Dans la petite salle du théâtre des Mathurins, l’ambiance est plutôt intime. Et lorsque le rideau s’ouvre et que l’on découvre la petite chambre exigüe de notre curé, on s’y sent bien.

A la lumière d’une bougie et d’habiles éclairages, notre (anti-)héros se tient devant nous en toute sincérité, écrivant à haute voix son journal, dont la destinée est d’emblée vaine à ses yeux. Ce qui seraient des confessions dans un autre contexte, sont ici un témoignage, souvent poignant mais surtout réaliste, de la vie d’un petit village du Nord de la France.

Les voix qui interviennent dans ce monologue dévoilent des personnages pour le moins originaux, dont le vécu semble déjà bien lourd, même chez les plus jeunes. Ainsi, on entend Mademoiselle Chantal, déroutante, Madame la Comtesse, une des figures centrales, le curé de Torcy, la sagesse, et la petite Séraphita à la répartie bien tranchée.

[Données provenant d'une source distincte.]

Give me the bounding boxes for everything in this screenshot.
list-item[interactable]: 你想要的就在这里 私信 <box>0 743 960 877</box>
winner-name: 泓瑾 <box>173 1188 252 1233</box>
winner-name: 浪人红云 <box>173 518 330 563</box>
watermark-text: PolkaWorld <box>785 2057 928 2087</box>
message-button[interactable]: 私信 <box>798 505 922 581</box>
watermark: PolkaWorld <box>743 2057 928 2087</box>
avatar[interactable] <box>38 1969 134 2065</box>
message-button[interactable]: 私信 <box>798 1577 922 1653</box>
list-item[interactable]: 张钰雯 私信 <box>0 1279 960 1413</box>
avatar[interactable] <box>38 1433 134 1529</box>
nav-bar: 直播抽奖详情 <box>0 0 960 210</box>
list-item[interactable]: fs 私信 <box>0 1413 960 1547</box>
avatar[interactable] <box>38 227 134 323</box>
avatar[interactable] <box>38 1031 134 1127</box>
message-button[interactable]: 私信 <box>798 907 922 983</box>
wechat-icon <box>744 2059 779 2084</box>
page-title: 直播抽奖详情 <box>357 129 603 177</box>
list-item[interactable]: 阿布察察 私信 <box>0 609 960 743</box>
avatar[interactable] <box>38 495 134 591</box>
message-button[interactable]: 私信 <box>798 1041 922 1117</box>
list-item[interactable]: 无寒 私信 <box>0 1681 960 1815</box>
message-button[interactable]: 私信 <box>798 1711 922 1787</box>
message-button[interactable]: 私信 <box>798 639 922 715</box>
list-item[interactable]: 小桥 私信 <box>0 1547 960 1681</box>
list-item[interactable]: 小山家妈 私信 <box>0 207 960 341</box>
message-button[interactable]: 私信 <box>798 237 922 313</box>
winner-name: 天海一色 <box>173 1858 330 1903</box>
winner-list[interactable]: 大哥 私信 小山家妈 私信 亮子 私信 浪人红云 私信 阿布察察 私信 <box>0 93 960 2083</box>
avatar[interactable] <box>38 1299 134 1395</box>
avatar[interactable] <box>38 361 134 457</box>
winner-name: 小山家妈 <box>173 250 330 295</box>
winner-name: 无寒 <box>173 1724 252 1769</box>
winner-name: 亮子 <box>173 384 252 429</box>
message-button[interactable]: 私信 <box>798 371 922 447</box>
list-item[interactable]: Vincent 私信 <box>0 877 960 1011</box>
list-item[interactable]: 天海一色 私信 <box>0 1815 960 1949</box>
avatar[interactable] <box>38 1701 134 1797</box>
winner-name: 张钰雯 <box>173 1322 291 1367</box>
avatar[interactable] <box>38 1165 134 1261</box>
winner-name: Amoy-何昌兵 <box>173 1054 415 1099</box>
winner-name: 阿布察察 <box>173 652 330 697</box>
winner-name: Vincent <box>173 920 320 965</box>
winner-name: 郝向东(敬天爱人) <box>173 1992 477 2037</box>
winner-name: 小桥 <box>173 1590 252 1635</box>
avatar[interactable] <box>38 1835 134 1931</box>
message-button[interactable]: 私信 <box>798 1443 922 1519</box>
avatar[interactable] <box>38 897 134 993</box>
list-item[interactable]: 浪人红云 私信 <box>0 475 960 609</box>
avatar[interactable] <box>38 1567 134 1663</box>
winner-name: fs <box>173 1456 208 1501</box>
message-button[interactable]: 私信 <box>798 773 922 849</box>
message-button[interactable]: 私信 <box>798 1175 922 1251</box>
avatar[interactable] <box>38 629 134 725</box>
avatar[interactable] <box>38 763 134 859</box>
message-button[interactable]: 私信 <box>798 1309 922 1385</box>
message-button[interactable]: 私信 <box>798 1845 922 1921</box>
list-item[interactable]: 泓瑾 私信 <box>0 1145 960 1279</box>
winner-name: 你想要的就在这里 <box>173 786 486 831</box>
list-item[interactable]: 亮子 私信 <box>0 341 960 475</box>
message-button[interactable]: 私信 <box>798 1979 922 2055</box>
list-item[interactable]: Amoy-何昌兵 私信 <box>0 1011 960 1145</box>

Maxime d’Aboville, à l’origine de la pièce et seul comédien sur scène, a pourtant dû faire des choix dans l’œuvre de Bernanos. Certains passages sont élagués, concentrant le spectacle sur l’action proprement dramatique, au détriment de ce qui relève de l’intériorité et de la foi du jeune prêtre.

Je me demande encore s’il fallait connaître le livre pour apprécier la performance. Fraîchement refermé, je note les manques. Mais cela permet aussi de mesurer la justesse du jeu du comédien. Il réussit à transmettre implicitement ce qui est clairement dit dans le texte, insistant particulièrement sur la valeur organique et corporelle de la parole.

On ne voit sur scène que peu de mentions de sa difficulté à prier, et pourtant, le curé ne regarde pas son crucifix, les temps de prière sont au minimum. Tout se tient dans une émotion bridée, dite à demi-mot, ni trop fort, ni trop bas, avec justesse tout simplement. On regrette les conséquences tues de la mort de Madame la Comtesse, mais il faut bien avancer et l’on perçoit le minimum.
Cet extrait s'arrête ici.